Stars - March 2007
Pisces
Give 'em an inch, they take a mile. Give 'em your kidney and they start singing A-ha's Take on Me in public. This month: hell is other folks.
Aries
Oh my stars! How am I supposed to be objective about my own future? I didn't think I wanted to be famous, but now, well, I suppose I'll have to get used to it. Miss Crane, let's get the car...
Taurus
You may think yourself some treacle-tongued tearaway who could sell boo to a goose, but actually people are just nodding and smiling. I am the spear of truth in the eye of your life.
Gemini
The cream rises to the top, they say. The top of what? If you've lost your bottle, a week on the Buckie should see you straight.
Cancer
It's not a pretty picture. But, looking in the mirror aside, things are looking up. Clearasil could be the icing on the, er, cake.
Leo
'The love you take is equal to the love you make,' cooed the Beatles.

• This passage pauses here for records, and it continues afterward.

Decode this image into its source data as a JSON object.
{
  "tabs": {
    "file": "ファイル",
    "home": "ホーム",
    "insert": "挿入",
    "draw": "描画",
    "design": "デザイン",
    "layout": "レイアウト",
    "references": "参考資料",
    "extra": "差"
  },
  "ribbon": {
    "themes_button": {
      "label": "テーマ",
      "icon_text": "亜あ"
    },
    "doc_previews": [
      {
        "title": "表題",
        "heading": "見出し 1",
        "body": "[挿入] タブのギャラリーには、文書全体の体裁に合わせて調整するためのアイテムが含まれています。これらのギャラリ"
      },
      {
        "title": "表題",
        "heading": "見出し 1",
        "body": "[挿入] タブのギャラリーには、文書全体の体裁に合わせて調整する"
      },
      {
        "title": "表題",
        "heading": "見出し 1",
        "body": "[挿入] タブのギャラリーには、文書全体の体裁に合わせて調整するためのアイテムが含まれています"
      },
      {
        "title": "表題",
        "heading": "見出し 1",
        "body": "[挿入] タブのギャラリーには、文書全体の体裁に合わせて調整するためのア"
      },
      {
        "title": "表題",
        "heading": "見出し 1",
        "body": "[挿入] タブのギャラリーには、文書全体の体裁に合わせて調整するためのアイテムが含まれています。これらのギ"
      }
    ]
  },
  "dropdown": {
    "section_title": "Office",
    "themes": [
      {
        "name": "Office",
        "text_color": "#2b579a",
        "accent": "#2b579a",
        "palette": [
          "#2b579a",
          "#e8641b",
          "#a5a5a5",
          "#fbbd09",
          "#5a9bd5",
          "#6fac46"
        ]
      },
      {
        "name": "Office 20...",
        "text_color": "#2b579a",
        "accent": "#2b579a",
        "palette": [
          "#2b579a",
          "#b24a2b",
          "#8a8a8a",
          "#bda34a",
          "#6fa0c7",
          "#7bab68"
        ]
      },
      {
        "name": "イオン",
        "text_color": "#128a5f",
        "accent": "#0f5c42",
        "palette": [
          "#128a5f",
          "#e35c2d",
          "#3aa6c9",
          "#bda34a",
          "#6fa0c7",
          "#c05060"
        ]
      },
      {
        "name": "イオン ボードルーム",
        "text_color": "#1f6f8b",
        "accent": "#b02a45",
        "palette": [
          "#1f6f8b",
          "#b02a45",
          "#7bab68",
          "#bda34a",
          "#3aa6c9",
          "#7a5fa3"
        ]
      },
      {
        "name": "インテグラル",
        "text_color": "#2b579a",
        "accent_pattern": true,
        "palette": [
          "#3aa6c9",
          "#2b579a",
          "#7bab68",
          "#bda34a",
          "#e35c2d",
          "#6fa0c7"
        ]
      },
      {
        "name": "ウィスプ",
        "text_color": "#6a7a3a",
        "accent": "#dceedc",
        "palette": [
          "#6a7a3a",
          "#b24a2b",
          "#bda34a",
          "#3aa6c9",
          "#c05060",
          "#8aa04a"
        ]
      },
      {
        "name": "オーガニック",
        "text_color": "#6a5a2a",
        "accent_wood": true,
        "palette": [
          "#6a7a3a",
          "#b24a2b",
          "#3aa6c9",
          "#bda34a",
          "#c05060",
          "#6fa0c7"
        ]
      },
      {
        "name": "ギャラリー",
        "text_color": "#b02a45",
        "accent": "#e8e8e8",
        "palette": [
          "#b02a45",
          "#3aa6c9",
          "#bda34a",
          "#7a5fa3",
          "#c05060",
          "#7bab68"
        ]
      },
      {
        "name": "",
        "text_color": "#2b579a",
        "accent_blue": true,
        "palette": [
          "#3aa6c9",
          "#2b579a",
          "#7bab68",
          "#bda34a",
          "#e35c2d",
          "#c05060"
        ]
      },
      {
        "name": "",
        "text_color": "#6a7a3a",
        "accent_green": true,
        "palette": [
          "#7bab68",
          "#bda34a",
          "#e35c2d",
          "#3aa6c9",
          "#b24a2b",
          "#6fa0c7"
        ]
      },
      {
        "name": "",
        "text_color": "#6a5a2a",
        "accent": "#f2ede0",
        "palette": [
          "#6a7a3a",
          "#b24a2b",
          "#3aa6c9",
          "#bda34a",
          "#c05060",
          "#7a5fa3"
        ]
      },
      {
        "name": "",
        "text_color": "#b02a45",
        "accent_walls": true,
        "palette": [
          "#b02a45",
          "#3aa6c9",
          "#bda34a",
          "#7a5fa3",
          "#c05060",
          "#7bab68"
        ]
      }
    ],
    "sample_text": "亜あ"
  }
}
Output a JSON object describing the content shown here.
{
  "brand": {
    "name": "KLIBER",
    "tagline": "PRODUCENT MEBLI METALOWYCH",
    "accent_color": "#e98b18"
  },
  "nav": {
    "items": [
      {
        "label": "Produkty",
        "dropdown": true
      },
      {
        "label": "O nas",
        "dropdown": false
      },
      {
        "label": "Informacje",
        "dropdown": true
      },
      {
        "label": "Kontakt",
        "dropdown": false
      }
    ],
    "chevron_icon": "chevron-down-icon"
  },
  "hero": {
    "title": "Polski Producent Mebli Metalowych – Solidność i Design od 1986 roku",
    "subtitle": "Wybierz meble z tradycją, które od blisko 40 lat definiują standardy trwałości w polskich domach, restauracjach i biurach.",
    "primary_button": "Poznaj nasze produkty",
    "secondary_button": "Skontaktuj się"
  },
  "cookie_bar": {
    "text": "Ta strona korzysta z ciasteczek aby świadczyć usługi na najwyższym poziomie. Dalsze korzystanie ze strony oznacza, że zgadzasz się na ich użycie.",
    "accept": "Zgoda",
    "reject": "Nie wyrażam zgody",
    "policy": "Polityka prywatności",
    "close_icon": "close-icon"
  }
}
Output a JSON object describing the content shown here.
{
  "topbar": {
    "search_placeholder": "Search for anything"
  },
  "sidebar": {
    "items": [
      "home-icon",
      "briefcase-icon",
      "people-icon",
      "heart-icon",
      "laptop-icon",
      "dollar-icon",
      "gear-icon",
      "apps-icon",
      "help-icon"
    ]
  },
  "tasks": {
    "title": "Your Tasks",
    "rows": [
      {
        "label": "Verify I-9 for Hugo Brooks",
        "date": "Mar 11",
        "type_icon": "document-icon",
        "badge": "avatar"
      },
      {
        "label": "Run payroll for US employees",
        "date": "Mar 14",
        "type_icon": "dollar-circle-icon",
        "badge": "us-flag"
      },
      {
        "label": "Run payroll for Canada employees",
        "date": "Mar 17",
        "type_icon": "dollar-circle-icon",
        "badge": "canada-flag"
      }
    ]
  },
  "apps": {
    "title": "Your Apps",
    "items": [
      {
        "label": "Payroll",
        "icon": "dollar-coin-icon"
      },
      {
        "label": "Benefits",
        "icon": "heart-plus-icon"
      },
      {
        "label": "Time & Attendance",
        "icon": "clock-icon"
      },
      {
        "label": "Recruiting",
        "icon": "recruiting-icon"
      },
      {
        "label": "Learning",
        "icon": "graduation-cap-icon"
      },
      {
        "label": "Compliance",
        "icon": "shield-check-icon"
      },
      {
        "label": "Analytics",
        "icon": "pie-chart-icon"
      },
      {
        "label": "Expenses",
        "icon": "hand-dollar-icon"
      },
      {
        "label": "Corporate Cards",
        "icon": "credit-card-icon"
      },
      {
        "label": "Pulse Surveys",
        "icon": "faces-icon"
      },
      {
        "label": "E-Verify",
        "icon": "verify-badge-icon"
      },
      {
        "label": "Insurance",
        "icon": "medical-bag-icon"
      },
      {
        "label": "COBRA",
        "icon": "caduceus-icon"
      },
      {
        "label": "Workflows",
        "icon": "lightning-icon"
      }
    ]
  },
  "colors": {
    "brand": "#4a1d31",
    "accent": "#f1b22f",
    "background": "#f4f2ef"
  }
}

So, any ideas why no one likes you, wiseass?
Virgo
Virgo theorist Theodor Adorno once drew a parallel between reason-shy fascist politics and following horoscopes. Nazi bastard.
Libra
Shit. My girlfriend's a Libra. Surely you can't all be cheating this month. That's statistically nuts. I don't believe this for a second.
Scorpio
I don't care who you are, and neither do your stars. Only stars that care make a difference. Actually I kind of care. Still, that's probably not enough to live on.
Sagittarius
7/10 actually. I don't want to hear any more complaints.
Capricorn
Like a single fact in a world of false hopes, you're pretty dull really. This month you can have fun by lying to people about stuff.
Aquarius
This month your stars are all acid hallucinations - so you can do whatever you want and fly and shit. April will probably be ropey, mind. Stock up on tinned starfruits.